Hotel is a record of photographer Steve Schofield's exploration of the way the British choose to spend their holiday and leisure time. In particular, he looks at how the choice of the themed experience allows people to blur the boundaries between fantasy and reality, for what is a momentary break from their weekly routines. By photographing the workers in these 'hyper real experiences' Schofield conveys the sense of waiting, not only for the arrival of the guests, but also for the delivery of the promise of an experience that in reality cannot truly be delivered. Schofield travelled to traditional working class resorts such as Blackpool, Southend on Sea and Brighton, visiting all kinds of hotels, from Elvis, Beatles and Pop Culture themed venues, where the past is recreated with a fake 'King', or a plasma screen pumping out black and white performances by the Fab Four, to a Victorian experience, where the workers are dressed in period costume, suggesting total subservience. His richly detailed photographs reveal a sub-cultural world beneath the mask of polite British society. Derby Art Gallery until 2nd November.

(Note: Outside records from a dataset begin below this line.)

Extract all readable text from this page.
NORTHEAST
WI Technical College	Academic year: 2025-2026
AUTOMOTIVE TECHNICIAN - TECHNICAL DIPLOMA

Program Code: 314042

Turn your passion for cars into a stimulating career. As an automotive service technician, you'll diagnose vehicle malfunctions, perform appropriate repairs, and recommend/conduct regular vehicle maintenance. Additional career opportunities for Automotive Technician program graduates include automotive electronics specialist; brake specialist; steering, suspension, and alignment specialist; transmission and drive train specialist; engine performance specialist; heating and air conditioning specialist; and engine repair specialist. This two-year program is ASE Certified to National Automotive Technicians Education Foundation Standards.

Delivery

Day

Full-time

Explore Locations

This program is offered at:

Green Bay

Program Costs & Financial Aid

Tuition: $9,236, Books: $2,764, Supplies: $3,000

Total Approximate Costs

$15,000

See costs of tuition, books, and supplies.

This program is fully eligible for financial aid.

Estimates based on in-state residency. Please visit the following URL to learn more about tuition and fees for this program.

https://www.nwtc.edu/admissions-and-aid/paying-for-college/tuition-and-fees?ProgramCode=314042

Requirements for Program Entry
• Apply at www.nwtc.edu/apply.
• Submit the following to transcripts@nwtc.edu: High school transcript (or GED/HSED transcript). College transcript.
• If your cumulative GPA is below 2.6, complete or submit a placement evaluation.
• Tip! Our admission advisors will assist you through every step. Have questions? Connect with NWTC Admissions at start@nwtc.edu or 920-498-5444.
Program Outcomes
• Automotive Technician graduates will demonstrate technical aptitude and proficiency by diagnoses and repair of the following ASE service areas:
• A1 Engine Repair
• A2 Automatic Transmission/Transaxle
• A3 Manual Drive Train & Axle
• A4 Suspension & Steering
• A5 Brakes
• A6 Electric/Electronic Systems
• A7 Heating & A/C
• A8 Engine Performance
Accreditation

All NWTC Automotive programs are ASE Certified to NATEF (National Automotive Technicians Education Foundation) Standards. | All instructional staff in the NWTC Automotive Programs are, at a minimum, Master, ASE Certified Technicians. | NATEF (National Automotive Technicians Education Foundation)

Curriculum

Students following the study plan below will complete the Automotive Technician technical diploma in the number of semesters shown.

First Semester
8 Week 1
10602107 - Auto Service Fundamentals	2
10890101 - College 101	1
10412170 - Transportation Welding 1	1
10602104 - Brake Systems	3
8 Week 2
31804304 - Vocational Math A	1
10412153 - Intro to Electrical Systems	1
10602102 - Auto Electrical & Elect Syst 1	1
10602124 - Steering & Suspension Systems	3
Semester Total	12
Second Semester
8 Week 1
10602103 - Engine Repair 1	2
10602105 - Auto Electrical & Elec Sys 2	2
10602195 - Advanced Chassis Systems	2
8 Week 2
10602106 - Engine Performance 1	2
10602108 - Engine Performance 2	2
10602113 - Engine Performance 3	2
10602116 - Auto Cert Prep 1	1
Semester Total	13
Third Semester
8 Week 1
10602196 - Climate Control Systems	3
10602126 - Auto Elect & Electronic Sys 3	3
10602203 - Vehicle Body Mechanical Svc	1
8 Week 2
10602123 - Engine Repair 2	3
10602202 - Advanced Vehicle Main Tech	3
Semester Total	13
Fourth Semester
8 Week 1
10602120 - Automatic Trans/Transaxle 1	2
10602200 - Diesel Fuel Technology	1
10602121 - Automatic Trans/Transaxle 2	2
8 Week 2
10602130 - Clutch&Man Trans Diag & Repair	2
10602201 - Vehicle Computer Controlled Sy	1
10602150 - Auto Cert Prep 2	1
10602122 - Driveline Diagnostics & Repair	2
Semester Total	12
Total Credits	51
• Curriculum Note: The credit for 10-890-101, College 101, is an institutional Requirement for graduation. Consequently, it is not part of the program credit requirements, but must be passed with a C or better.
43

The Science Of Survival: Your Planet Needs You! offers a glimpse of the world in 2050, and explores how mankind can survive on a changing planet. This hands on, thought provoking, interactive exhibition, examines how the way we live will change over the next few decades, in response to climate change and diminishing global resources, looking at options for a sustainable future. As visitors journey through the exhibition they are led by four characters who invite their help in solving problems in a city in the year 2050. In five interactive areas - Drinking, Eating, Enjoying, Moving and Building - it looks at why the future will be different, and what we can do about it today. Visitors examine current global issues and explore some possible technological responses, such as catching fog vapour to make fresh water, using nanotechnology to produce food, and building trains that run on biofuel. All the decisions made along the way are included in the Future City at the end of the exhibition, reflecting different choices based on different priorities, and the major effects these will have on the world of tomorrow. Visitors then see how well they survived, and discover the choices made by other people, revealing that while the way mankind lives will inevitably change, positive choices made today could radically affect what the future will be. Science Museum until 2nd November.